GC-DWC Releases Practical Measurement Course
The University of Notre Dame’s Global Center for the Development of the Whole Child (GC-DWC) is excited to announce the release of its open-access, free online course, Practical Measurement, which focuses on equipping practitioners with the knowledge and resources to develop rigorous yet feasible measurement initiatives. The course is hosted by Dr. Nikhit D’Sa, the Senior Associate Director of Research, Evaluation, and Learning at the GC-DWC, who designed the course based on his experiences as an education technical advisor and applied researcher in low-resource, crisis, and conflict settings. Recognizing the desire of practitioners in low-resource and fragile contexts to move beyond simply monitoring the outputs of a program and to measure the more complex learning and developmental outcomes of children and adolescents, he developed this robust yet relevant and manageable course.
One instance stands out to him when he reflects on this idea and subsequent creation of the Practical Measurement course. While working on a study in Thailand that focused on the assessment of social and emotional learning (SEL) skills of refugee children, Nikhit, as the evaluation lead on the project, was in charge of developing, organizing, and implementing the plan for the data collection and subsequent evaluation of the program.
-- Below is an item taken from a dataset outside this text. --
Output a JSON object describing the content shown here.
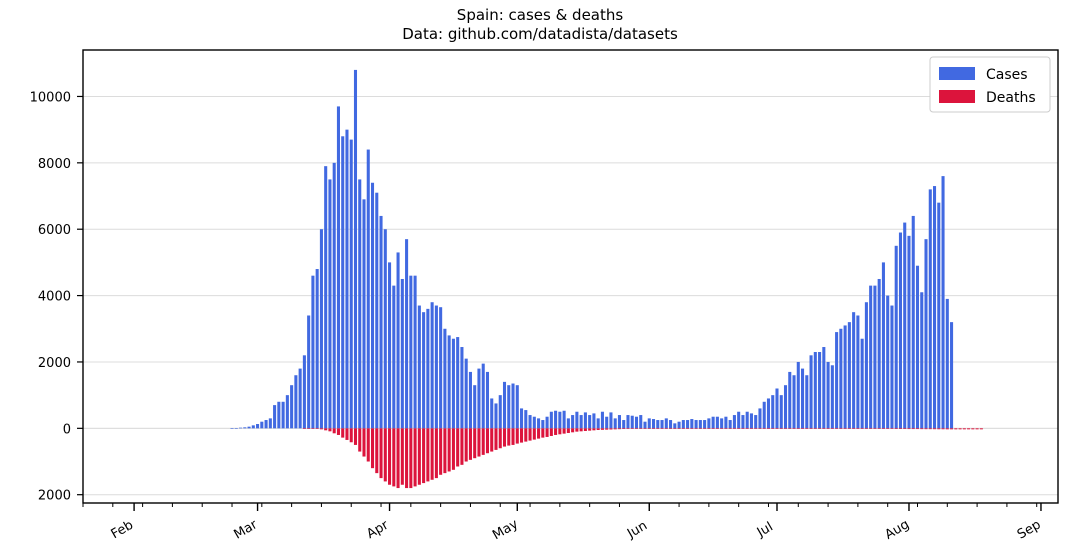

It was well past midnight when he and the research team had just finished programming dozens of tablets with the necessary surveys for the next day’s data collection, and these tablets were now scattered throughout the office at various stages of uploading and charging. As the team waited, discussing the project, the work done thus far, and all that was still to come, the Thailand-based monitoring officer on the project turned and asked Nikhit what seemed to be a very simple question: “how would we do this without you here?” The question was not rhetorical, and the answer would prove to be far from simple.
The next week, Nikhit began to compile a collection of resources on measurement and evaluation to send his colleague for use in future projects. However, as he collected the resources, he began to notice a theme. The resources were overwhelmingly dense and technical, and for a practitioner working in a low-resource or fragile context, many of the available guides and tools lacked relevance. They either required too much time or too many financial resources and would do little to support a practitioner without a statistical background who wanted to move beyond tracking outputs of a program.
Designed with this and numerous, similar experiences in mind, the online course’s six modules focus on four key parameters —appropriateness, utility, feasibility, and rigor— that practitioners should consider when attempting to measure children and adolescents’ learning and development. Nikhit guides users through the self-paced modules, sharing practical measurement guidance, insights, tips, and resources. The modules account for practitioners’ time-strapped schedules and prioritize clarity over comprehensiveness while still maintaining a high-degree of utility and quality. One can expect to spend between six and eleven minutes on any of the six module videos but can delve deeper into any given topic by exploring the curated list of resources that accompany each one. Users can explore the modules in any order they wish, collect Nikhit’s recommendations on additional measurement resources from global organizations, and begin to develop a plan to simply and effectively measure and evaluate children and adolescents’ outcomes in their context.